Перед началом лечения бозентаном у женщин репродуктивного возраста следует подтвердить отсутствие беременности, врачи обязаны дать рекомендации по предупреждению беременности, а пациентам следует начать применение надежных методов контрацепции. Пациенты и врачи, которые назначают лечение, должны учитывать, что вследствие фармакокинетического взаимодействия бозентан может снижать эффективность гормональных контрацептивных средств. По этой причине женщинам репродуктивного возраста не рекомендуется использовать метод гормональной контрацепции (лекарственные препараты, применяемые внутрь, в виде инъекций, трансдермальных терапевтических систем (ТТС) или имплантатов) как единственный; им необходимо применять дополнительный или альтернативный метод надежной контрацепции. Если имеются сомнения в отношении используемого метода контрацепции для индивидуального подбора надежного метода контрацепции, пациентке следует обратиться к врачу-гинекологу. Учитывая снижение эффективности гормональной контрацепции и возможное негативное влияние беременности на течение ЛАГ, во время терапии бозентаном рекомендуется ежемесячно проводить тест на беременность, что позволит диагностировать беременность на ранних сроках.

Не установлено, выделяется ли бозентан с грудным молоком. Грудное вскармливание не рекомендуется в период лечения бозентаном.
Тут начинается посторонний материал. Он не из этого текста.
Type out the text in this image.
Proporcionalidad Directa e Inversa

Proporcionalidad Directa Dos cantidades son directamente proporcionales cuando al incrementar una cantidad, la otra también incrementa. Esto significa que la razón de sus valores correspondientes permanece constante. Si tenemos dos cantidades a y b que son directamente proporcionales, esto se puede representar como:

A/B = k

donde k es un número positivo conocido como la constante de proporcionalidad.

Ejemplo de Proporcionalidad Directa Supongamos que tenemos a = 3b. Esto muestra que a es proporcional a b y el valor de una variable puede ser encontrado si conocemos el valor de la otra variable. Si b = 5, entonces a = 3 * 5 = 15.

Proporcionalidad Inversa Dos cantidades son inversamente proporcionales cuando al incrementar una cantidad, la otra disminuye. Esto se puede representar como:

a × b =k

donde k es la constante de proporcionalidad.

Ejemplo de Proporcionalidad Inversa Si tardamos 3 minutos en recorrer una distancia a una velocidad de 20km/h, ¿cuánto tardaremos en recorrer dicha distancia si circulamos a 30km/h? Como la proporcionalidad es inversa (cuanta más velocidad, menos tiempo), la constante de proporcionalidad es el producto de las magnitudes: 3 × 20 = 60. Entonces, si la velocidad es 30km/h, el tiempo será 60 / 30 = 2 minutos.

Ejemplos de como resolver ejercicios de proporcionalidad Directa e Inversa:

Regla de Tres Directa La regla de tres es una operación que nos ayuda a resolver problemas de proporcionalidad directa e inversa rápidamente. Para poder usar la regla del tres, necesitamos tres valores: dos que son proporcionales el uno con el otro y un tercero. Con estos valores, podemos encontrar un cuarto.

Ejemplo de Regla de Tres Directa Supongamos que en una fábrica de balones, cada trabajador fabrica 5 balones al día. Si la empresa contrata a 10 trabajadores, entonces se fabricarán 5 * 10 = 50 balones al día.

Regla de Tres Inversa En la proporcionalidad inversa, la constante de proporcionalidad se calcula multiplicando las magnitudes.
Влияние бозентана на способность управлять транспортными средствами и заниматься другими потенциально опасными видами деятельности, требующими повышенной концентрации внимания и быстроты психомоторных реакций, не изучалось, но, учитывая, что безонтан может вызывать головокружение, следует соблюдать осторожность при выполнении таких видов деятельности.

Срок годности:

2 года

 

Условия хранения:

Хранить при температуре не выше 30°С. Хранить в недоступном для детей месте.

 

Условия отпуска из аптек:

Отпускается по рецепту врача.

 

Упаковка:

По 10 таблеток 62,5 мг или по 14 таблеток 125 мг помещают в контурную ячейковую упаковку.

По 60 таблеток помещают в банки.

По 6 контурных ячейковых упаковок таблеток 62,5 мг или по 4 контурные ячейковые упаковки таблеток 125 мг или по одной банке вместе с листком-вкладышем помещают в картонную пачку.